Measuring AI Governance: A Capability Maturity Model for Board-Level Oversight
by Professor Bernard Wong
Published: June 25, 2026 • DOI: 10.51244/IJRSI.2026.1306000122
Abstract
Artificial Intelligence (AI) governance has emerged as a critical organisational and board-level concern as AI systems become increasingly embedded in business operations and decision-making. Although existing AI maturity models assess technological capability and deployment readiness, they provide limited mechanisms for evaluating governance effectiveness, accountability, and board oversight. Consequently, organisations lack structured approaches for assessing whether AI governance practices are achieving their intended objectives.
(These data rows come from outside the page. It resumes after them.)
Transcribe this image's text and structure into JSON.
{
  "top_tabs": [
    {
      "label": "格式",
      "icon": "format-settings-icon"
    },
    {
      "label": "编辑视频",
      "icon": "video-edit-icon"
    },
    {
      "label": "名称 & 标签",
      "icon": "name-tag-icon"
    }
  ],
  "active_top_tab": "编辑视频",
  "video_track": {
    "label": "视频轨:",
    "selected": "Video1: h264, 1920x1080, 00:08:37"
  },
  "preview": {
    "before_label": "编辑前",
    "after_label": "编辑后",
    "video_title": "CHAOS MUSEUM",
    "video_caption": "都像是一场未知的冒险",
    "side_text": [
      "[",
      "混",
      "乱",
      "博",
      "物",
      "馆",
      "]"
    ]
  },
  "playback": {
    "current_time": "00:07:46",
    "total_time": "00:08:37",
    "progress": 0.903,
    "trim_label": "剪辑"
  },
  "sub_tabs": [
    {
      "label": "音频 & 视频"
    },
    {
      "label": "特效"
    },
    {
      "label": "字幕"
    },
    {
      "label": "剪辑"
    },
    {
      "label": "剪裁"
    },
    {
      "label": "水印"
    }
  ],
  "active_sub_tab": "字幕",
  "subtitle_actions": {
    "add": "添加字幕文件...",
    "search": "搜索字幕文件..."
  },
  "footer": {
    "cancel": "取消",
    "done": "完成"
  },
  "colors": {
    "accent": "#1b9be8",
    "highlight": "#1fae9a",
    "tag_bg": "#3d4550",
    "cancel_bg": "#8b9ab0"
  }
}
This study addresses this gap through the development of an AI Governance Capability Maturity Model that reconceptualises AI governance as a measurable organisational capability. Using a qualitative integrative synthesis of regulatory frameworks, legal doctrine, governance standards, and academic literature, the study identifies key governance mechanisms and integrates them within a six-phase governance framework. These governance phases are subsequently transformed into a five-level maturity model supported by a multi-dimensional measurement architecture comprising input, process, output, and outcome metrics.
The analysis demonstrates that existing maturity models focus primarily on AI deployment capability, while governance-oriented frameworks emphasise operational controls but provide limited support for performance evaluation, strategic governance, and board-level accountability. To address these limitations, the proposed model links governance processes to measurable indicators and maturity levels, enabling organisations to assess governance effectiveness, identify capability gaps, and monitor continuous improvement.
The study contributes to theory by positioning AI governance as a dynamic organisational capability rather than a collection of compliance activities. It contributes to practice by providing a structured framework that supports governance assessment, performance monitoring, and board oversight. The model aligns with emerging governance expectations reflected in the NIST AI Risk Management Framework, ISO/IEC 42001, and the European Union Artificial Intelligence Act.
By integrating governance processes, capability development, maturity assessment, and performance measurement, the proposed framework provides a practical and theoretically grounded approach for advancing responsible AI adoption and strengthening board-level governance oversight.